Thumbing through D. A. Carson’s revised commentary on Matthew, I ran across this interpretation of the famous verse in 5:28:
Klaus Haacker (“Der Rechtsatz Jesu zum Thema Ehebruch,” BZ 21 : 113-16) has convincingly argued that the second auten (“[committed adultery] with her”) is contrary to the common interpretation of this verse. In Greek it is unnecessary, especially if the sin is entirely the man’s. But it is explainable if pros to epithymesai auten, commonly understood to mean “with a view to lusting for her,” is translated “so as to get her to lust” The evidence for this interpretation is strong (see Notes). The man is therefore looking at the woman with a view to enticing her to lust.

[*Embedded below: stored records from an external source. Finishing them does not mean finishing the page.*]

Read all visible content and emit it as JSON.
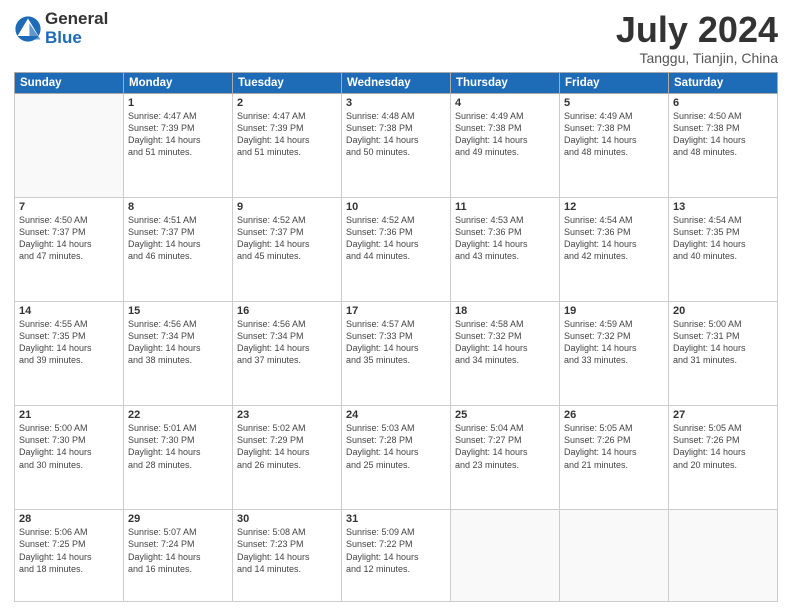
{
  "logo": {
    "general": "General",
    "blue": "Blue"
  },
  "title": "July 2024",
  "location": "Tanggu, Tianjin, China",
  "weekdays": [
    "Sunday",
    "Monday",
    "Tuesday",
    "Wednesday",
    "Thursday",
    "Friday",
    "Saturday"
  ],
  "weeks": [
    [
      {
        "day": "",
        "info": ""
      },
      {
        "day": "1",
        "info": "Sunrise: 4:47 AM\nSunset: 7:39 PM\nDaylight: 14 hours\nand 51 minutes."
      },
      {
        "day": "2",
        "info": "Sunrise: 4:47 AM\nSunset: 7:39 PM\nDaylight: 14 hours\nand 51 minutes."
      },
      {
        "day": "3",
        "info": "Sunrise: 4:48 AM\nSunset: 7:38 PM\nDaylight: 14 hours\nand 50 minutes."
      },
      {
        "day": "4",
        "info": "Sunrise: 4:49 AM\nSunset: 7:38 PM\nDaylight: 14 hours\nand 49 minutes."
      },
      {
        "day": "5",
        "info": "Sunrise: 4:49 AM\nSunset: 7:38 PM\nDaylight: 14 hours\nand 48 minutes."
      },
      {
        "day": "6",
        "info": "Sunrise: 4:50 AM\nSunset: 7:38 PM\nDaylight: 14 hours\nand 48 minutes."
      }
    ],
    [
      {
        "day": "7",
        "info": "Sunrise: 4:50 AM\nSunset: 7:37 PM\nDaylight: 14 hours\nand 47 minutes."
      },
      {
        "day": "8",
        "info": "Sunrise: 4:51 AM\nSunset: 7:37 PM\nDaylight: 14 hours\nand 46 minutes."
      },
      {
        "day": "9",
        "info": "Sunrise: 4:52 AM\nSunset: 7:37 PM\nDaylight: 14 hours\nand 45 minutes."
      },
      {
        "day": "10",
        "info": "Sunrise: 4:52 AM\nSunset: 7:36 PM\nDaylight: 14 hours\nand 44 minutes."
      },
      {
        "day": "11",
        "info": "Sunrise: 4:53 AM\nSunset: 7:36 PM\nDaylight: 14 hours\nand 43 minutes."
      },
      {
        "day": "12",
        "info": "Sunrise: 4:54 AM\nSunset: 7:36 PM\nDaylight: 14 hours\nand 42 minutes."
      },
      {
        "day": "13",
        "info": "Sunrise: 4:54 AM\nSunset: 7:35 PM\nDaylight: 14 hours\nand 40 minutes."
      }
    ],
    [
      {
        "day": "14",
        "info": "Sunrise: 4:55 AM\nSunset: 7:35 PM\nDaylight: 14 hours\nand 39 minutes."
      },
      {
        "day": "15",
        "info": "Sunrise: 4:56 AM\nSunset: 7:34 PM\nDaylight: 14 hours\nand 38 minutes."
      },
      {
        "day": "16",
        "info": "Sunrise: 4:56 AM\nSunset: 7:34 PM\nDaylight: 14 hours\nand 37 minutes."
      },
      {
        "day": "17",
        "info": "Sunrise: 4:57 AM\nSunset: 7:33 PM\nDaylight: 14 hours\nand 35 minutes."
      },
      {
        "day": "18",
        "info": "Sunrise: 4:58 AM\nSunset: 7:32 PM\nDaylight: 14 hours\nand 34 minutes."
      },
      {
        "day": "19",
        "info": "Sunrise: 4:59 AM\nSunset: 7:32 PM\nDaylight: 14 hours\nand 33 minutes."
      },
      {
        "day": "20",
        "info": "Sunrise: 5:00 AM\nSunset: 7:31 PM\nDaylight: 14 hours\nand 31 minutes."
      }
    ],
    [
      {
        "day": "21",
        "info": "Sunrise: 5:00 AM\nSunset: 7:30 PM\nDaylight: 14 hours\nand 30 minutes."
      },
      {
        "day": "22",
        "info": "Sunrise: 5:01 AM\nSunset: 7:30 PM\nDaylight: 14 hours\nand 28 minutes."
      },
      {
        "day": "23",
        "info": "Sunrise: 5:02 AM\nSunset: 7:29 PM\nDaylight: 14 hours\nand 26 minutes."
      },
      {
        "day": "24",
        "info": "Sunrise: 5:03 AM\nSunset: 7:28 PM\nDaylight: 14 hours\nand 25 minutes."
      },
      {
        "day": "25",
        "info": "Sunrise: 5:04 AM\nSunset: 7:27 PM\nDaylight: 14 hours\nand 23 minutes."
      },
      {
        "day": "26",
        "info": "Sunrise: 5:05 AM\nSunset: 7:26 PM\nDaylight: 14 hours\nand 21 minutes."
      },
      {
        "day": "27",
        "info": "Sunrise: 5:05 AM\nSunset: 7:26 PM\nDaylight: 14 hours\nand 20 minutes."
      }
    ],
    [
      {
        "day": "28",
        "info": "Sunrise: 5:06 AM\nSunset: 7:25 PM\nDaylight: 14 hours\nand 18 minutes."
      },
      {
        "day": "29",
        "info": "Sunrise: 5:07 AM\nSunset: 7:24 PM\nDaylight: 14 hours\nand 16 minutes."
      },
      {
        "day": "30",
        "info": "Sunrise: 5:08 AM\nSunset: 7:23 PM\nDaylight: 14 hours\nand 14 minutes."
      },
      {
        "day": "31",
        "info": "Sunrise: 5:09 AM\nSunset: 7:22 PM\nDaylight: 14 hours\nand 12 minutes."
      },
      {
        "day": "",
        "info": ""
      },
      {
        "day": "",
        "info": ""
      },
      {
        "day": "",
        "info": ""
      }
    ]
  ]
}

If Haacker (see above) is right in his contention that the second auten is unnecessary on the customary reading of this verse, the problem is resolved if the first auten within the expression pros to epithymesai auten functions as the accusative of reference (i.e., the quasisubject) of the infinite (as in the equivalent construction in Lk 18:1) to generate the translation “so that she lusts,” 184-85.
If the alternative rendering (“get her to lust after him”) is correct, then I take this to mean that what 5:28 really forbids is seduction, viz. a man seducing a woman. As such, the prohibition would presumably apply to both premarital and extramarital sex–since OT law condemned each form of immorality, although adultery was the graver offense.